Joined: 23 Nov 2006 Posts: 19270 Location: Inside the Matrix
As has been mentioned before, elapsed time itself is not a "tunable" parameter.
Elapsed time can be altered by tuning (positively or negatively) things in the environment (like reducing i/o, gettng a faster cpu, tuning database design and query structure, and on and on and on) or by tuning specific things in the process itself.
One situation that i see more and more frequently is some "requirement" that causes thousands or millions of records to be handled 3, 5, or more times just allow the requirement to be met "with a jcl". Sometimes there are multiple utility and/or sort steps requiring incredible amounts of system resources just so some small bit of program code can be avoided.
And once implemented they will not perform satisfactorily. . . And have a major impact on other processes in the system.

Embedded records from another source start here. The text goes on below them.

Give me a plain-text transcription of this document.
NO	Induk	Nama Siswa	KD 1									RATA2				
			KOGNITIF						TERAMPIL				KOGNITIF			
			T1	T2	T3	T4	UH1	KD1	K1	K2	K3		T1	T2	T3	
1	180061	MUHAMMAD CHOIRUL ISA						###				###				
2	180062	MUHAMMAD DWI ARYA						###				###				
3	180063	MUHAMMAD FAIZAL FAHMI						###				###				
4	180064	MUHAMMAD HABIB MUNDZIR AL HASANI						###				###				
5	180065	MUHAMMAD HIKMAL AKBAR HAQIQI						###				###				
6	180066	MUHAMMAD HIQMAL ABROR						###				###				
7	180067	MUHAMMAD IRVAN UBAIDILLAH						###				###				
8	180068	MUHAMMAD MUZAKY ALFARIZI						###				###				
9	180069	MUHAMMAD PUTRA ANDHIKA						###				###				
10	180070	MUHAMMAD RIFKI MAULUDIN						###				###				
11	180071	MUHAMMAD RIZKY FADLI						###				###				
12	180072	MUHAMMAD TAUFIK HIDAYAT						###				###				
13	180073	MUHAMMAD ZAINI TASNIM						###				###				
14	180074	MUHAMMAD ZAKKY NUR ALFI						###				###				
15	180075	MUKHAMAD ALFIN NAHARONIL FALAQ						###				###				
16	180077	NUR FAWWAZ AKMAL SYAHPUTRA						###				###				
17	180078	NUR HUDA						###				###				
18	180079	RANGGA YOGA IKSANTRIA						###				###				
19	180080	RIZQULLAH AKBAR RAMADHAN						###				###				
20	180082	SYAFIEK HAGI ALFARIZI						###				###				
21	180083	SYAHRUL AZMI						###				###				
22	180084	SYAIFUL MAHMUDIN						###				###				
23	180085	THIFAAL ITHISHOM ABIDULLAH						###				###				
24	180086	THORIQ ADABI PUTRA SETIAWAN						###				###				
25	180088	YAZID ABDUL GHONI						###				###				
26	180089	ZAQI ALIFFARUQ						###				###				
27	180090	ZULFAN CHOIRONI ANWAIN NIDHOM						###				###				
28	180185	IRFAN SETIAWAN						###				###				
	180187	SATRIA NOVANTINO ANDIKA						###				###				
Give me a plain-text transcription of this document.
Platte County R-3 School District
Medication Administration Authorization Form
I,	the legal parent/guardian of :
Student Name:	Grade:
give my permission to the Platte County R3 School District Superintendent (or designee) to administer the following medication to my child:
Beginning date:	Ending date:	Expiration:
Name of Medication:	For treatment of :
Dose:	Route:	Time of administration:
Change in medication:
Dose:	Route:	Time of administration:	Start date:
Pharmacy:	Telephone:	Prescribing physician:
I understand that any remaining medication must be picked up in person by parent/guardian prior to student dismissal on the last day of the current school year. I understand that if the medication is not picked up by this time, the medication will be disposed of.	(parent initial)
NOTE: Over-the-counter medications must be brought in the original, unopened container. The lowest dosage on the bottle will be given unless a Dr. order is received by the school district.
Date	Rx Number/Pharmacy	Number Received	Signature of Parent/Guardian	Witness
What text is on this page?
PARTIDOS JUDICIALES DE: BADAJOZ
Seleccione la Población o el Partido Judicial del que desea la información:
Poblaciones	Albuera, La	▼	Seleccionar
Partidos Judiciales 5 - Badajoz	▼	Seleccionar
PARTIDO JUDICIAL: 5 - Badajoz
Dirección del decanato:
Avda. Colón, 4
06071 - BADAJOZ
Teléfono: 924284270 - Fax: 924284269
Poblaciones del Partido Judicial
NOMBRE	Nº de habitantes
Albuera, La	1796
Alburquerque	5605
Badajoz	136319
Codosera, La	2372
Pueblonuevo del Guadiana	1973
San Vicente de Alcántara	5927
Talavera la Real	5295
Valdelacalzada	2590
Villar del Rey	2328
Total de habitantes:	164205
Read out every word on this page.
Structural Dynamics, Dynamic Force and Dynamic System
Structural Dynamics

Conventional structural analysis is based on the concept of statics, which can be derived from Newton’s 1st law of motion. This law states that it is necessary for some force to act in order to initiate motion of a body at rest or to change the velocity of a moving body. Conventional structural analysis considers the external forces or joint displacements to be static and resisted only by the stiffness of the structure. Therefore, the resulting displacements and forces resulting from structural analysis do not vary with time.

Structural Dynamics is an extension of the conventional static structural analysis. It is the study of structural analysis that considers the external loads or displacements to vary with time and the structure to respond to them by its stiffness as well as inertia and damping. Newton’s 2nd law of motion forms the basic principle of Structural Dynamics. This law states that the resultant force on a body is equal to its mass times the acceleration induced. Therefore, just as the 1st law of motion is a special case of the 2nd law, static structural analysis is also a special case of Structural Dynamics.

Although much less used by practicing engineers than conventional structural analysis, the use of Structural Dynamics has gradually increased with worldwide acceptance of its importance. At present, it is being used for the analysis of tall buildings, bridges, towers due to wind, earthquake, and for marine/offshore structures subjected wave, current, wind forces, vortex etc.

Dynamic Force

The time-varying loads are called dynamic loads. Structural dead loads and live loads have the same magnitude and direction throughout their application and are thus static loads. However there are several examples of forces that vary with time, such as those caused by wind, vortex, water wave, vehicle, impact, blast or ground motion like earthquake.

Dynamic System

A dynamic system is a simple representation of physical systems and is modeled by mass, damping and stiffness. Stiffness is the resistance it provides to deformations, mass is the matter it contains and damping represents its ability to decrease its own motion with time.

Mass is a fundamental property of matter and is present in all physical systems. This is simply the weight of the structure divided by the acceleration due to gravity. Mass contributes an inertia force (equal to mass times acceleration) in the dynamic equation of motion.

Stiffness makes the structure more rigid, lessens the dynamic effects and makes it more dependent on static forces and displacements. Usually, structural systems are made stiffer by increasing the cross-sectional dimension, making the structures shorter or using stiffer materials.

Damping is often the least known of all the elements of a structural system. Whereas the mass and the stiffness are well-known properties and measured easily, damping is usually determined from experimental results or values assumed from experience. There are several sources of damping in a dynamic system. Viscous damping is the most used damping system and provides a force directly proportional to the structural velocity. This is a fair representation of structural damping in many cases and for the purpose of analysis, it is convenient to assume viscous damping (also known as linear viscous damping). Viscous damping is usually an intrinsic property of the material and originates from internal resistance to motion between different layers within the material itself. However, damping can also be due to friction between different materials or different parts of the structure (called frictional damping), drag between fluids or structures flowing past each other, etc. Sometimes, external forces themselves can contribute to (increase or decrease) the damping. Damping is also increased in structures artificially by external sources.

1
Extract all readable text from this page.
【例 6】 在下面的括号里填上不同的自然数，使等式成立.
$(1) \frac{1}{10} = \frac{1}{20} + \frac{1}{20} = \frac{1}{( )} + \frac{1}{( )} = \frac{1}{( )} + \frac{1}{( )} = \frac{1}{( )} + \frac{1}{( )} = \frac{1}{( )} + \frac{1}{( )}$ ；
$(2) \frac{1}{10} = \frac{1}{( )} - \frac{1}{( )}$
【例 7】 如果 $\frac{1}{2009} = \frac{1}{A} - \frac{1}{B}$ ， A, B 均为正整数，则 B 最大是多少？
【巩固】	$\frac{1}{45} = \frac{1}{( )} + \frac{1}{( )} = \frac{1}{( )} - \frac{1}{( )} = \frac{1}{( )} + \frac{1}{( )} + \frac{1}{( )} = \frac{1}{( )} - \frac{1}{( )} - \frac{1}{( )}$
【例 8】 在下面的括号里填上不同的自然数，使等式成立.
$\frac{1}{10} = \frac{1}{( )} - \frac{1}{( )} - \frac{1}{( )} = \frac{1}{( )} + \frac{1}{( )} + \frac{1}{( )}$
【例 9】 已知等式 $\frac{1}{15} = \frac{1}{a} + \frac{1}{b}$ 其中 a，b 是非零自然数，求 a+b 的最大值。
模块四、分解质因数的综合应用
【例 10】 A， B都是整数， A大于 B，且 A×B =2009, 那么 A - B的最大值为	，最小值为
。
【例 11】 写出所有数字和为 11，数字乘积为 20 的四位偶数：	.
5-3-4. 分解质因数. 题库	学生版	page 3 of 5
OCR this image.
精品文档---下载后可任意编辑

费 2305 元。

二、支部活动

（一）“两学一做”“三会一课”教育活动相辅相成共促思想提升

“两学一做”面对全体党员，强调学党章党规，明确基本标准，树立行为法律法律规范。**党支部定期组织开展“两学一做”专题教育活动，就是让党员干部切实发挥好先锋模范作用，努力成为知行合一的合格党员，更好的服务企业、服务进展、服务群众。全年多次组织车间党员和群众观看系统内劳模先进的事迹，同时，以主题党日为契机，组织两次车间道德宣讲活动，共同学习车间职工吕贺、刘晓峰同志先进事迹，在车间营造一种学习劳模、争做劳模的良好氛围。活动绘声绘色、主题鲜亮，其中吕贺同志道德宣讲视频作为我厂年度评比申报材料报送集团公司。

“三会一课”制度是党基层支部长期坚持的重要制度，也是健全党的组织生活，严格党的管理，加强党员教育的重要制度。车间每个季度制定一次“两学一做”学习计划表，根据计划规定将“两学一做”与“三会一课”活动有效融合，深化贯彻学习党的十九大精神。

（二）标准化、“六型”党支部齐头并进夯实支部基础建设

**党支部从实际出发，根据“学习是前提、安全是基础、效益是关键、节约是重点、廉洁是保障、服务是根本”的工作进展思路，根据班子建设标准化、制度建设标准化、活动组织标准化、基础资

Joined: 01 Sep 2006 Posts: 2086 Location: Silicon Valley
Judging by some of the questions in some of the forums, I think some people are writing rexx programs to schedule other jobs. I am assuming there is a lot of waiting for jobs to end. That is, in a scheme like that, the master would sleep most of the time, waking up every few minutes to see if a job ended. Elapsed time may be high, but CPU time low.